Even on a pension, this fella's offerin' to hand back a hundred grand, admittin' he goofed. Thirty years of supportin' the little guys, fundraising for kids' hospitals, gettin' a merit-based doctorate, and scoring awards for human rights and SANE Australia's Book of the Year. I'm not the villain here. It's the bigwigs pullin' the strings who're to blame.

 

I've done the right thing, followin' the law and chattin' up the politicians for thirty years. Even had my say in parliament. But now, I'm gettin' slammed 'cause of my noggin. It all boils down to my old partner, Stefan Iasonidis, playin' puppet master, gettin' the government to back him up, costin' me my rights, cash, and painting me as a loony. Ended up behind bars seven times in two years.

 

First time 'round, I tried to shuffle off this mortal coil in protest. Even though they said I was a goner, I came back. The tragedy got whitewashed, and I'm stuck with a noggin that ain't workin' right. NDIS CEO Rebecca Faulkingham's turned a blind eye, despite me yellin' from the rooftops.

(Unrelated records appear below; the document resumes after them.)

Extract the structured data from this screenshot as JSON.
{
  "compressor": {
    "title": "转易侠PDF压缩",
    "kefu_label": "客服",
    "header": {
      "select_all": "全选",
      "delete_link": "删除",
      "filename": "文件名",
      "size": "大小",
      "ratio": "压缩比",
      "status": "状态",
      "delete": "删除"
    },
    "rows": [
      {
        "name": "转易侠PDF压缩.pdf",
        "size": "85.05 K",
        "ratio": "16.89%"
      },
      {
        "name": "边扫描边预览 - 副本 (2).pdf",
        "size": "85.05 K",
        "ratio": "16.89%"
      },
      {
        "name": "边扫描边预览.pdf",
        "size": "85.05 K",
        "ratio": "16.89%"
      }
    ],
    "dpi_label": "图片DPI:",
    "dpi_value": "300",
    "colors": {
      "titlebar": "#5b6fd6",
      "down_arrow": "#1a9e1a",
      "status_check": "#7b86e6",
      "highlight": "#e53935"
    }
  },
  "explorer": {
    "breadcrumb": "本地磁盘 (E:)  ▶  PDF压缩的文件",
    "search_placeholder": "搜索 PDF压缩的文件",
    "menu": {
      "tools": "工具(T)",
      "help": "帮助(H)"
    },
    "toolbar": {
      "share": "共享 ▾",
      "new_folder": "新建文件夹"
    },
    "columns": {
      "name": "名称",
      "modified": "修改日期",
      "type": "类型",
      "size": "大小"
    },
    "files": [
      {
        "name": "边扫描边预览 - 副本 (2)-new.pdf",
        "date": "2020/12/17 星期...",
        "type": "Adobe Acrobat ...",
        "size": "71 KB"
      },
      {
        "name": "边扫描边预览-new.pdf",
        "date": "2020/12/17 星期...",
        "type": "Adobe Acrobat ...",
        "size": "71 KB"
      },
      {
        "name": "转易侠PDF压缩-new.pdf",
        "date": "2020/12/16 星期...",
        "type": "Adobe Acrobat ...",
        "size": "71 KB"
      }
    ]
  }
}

Seems like a full-blown conspiracy to muck up justice.

 

So, here's the deal – need urgent action to get my work cover sorted. Maybe drop a line to Danny Pearson's office – could do the trick.

 

I'm up for squarin' off for the petrol, like I said all along. This mess ain't of my makin' – it's the government pullin' strings, turnin' a once-respected Ph.D. into a bloke sleepin' in his car.

 

Crucially, never meant harm to the servo blokes. Showed my ID to one, slipped a note to another, explainin' my woes, even made a vid spellin' out the government's dirty tricks. Got a disability – should be focusin' on gettin' better, not battlin' a conspiracy. Urgin' you and the cops to step in, sort my work cover, 'specially since the Fed Court's sayin' I was on the DSS payroll.

 

Could ya do me a solid and print this letter? Hand it over to the cops tomorrow. Got this naggin' fear they'll toss me in the can for bein' a whistleblower who didn't make the cut. If it does happen, it'll be a glaring example of the system's hypocrisy – they set the stage for my poverty, forced me into a corner, and now they're callin' me a crook.